飯能署は22日、飯能市地域・生活福祉課主査、勝山健一容疑者(49)(所沢市林)を同市遺族会の口座から現金63万8000円を不正に引き出したとして、窃盗の疑いで逮捕した。勝山容疑者は、「身に覚えがありません」と容疑を否認しているという。

 同署や飯能市によると、勝山容疑者は太平洋戦争戦没者の市遺族会の口座から、今年3月5日に50万円、同6日に13万8000円を不正に引き出した疑い。金融機関のATMを操作する同容疑者の姿が防犯カメラに映っていたことから、浮上した。

 勝山容疑者が配属されている地域・生活福祉課は遺族会の事務局も務めており、通帳とキャッシュカードは課内のロッカーに保管されていた。

 ロッカーの鍵の開閉は上司が行っているが、3月26日に当時の担当者がロッカーを確認したところ、通帳とカードがないことに気付き、市内の金融機関で通帳を再発行し、記帳したことで現金が引き出されていることが発覚した。市は同月31日に飯能署へ被害届を提出した。

 職員課は、勝山容疑者について、もくもくと仕事をし、気になった点は特になかったという。

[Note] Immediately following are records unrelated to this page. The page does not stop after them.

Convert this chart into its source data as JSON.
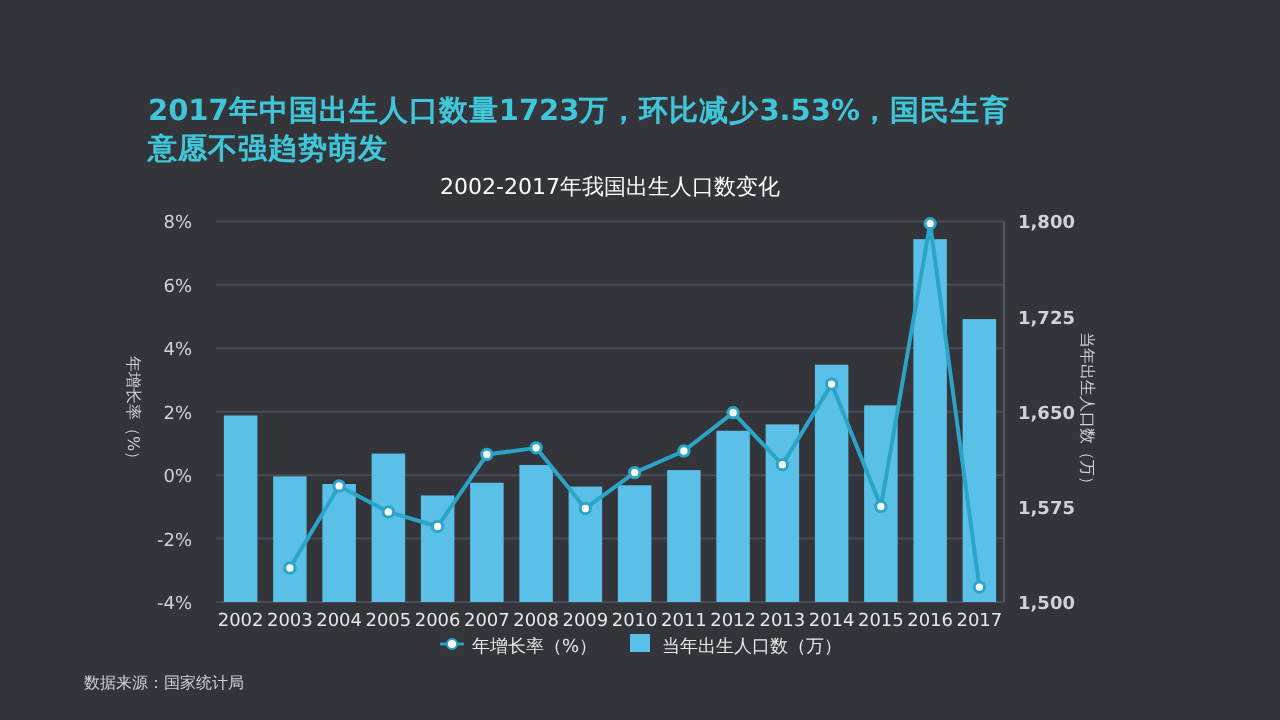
{
  "chart_data": {
    "type": "bar",
    "title": "2017年中国出生人口数量1723万，环比减少3.53%，国民生育意愿不强趋势萌发",
    "subtitle": "2002-2017年我国出生人口数变化",
    "ylabel": "年增长率（%）",
    "y2label": "当年出生人口数（万）",
    "categories": [
      "2002",
      "2003",
      "2004",
      "2005",
      "2006",
      "2007",
      "2008",
      "2009",
      "2010",
      "2011",
      "2012",
      "2013",
      "2014",
      "2015",
      "2016",
      "2017"
    ],
    "series": [
      {
        "name": "年增长率（%）",
        "type": "line",
        "color": "#2aa5c8",
        "marker": "circle",
        "values": [
          null,
          -2.93,
          -0.34,
          -1.16,
          -1.62,
          0.65,
          0.86,
          -1.05,
          0.08,
          0.76,
          1.97,
          0.33,
          2.87,
          -0.99,
          7.93,
          -3.53
        ]
      },
      {
        "name": "当年出生人口数（万）",
        "axis": "y2",
        "color": "#5bc0e8",
        "values": [
          1647,
          1599,
          1593,
          1617,
          1584,
          1594,
          1608,
          1591,
          1592,
          1604,
          1635,
          1640,
          1687,
          1655,
          1786,
          1723
        ]
      }
    ],
    "ylim": [
      -4,
      8
    ],
    "yticks": [
      {
        "value": -4,
        "label": "-4%"
      },
      {
        "value": -2,
        "label": "-2%"
      },
      {
        "value": 0,
        "label": "0%"
      },
      {
        "value": 2,
        "label": "2%"
      },
      {
        "value": 4,
        "label": "4%"
      },
      {
        "value": 6,
        "label": "6%"
      },
      {
        "value": 8,
        "label": "8%"
      }
    ],
    "y2lim": [
      1500,
      1800
    ],
    "y2ticks": [
      {
        "value": 1500,
        "label": "1,500"
      },
      {
        "value": 1575,
        "label": "1,575"
      },
      {
        "value": 1650,
        "label": "1,650"
      },
      {
        "value": 1725,
        "label": "1,725"
      },
      {
        "value": 1800,
        "label": "1,800"
      }
    ],
    "grid": "y",
    "legend": "bottom",
    "annotations": [
      "数据来源：国家统计局"
    ]
  }
}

 市は「今後の警察による捜査に全面的に協力していくとともに、事実関係が明らかになった段階で、厳正に処分します」としている。

 大久保勝市長のコメントは、次のとおり。

 「このたびの本市職員の不祥事に関しましては、関係団体の皆様に多大なご迷惑をおかけいたしましたこと、そして行政に対する市民の皆様の信頼を大きく失墜させたことに対しまして、心から深くお詫び申し上げます。現時点では、捜査中のため詳しい内容は分かりませんが、今後の操作の進展状況、事実関係の内容を踏まえ、厳正に対処してまいります。このような不祥事を二度と起こさないよう、全職員の法令遵守及び再発防止に取り組み、皆様の信頼を一日でも早く回復できるよう全力を尽くしてまいります」。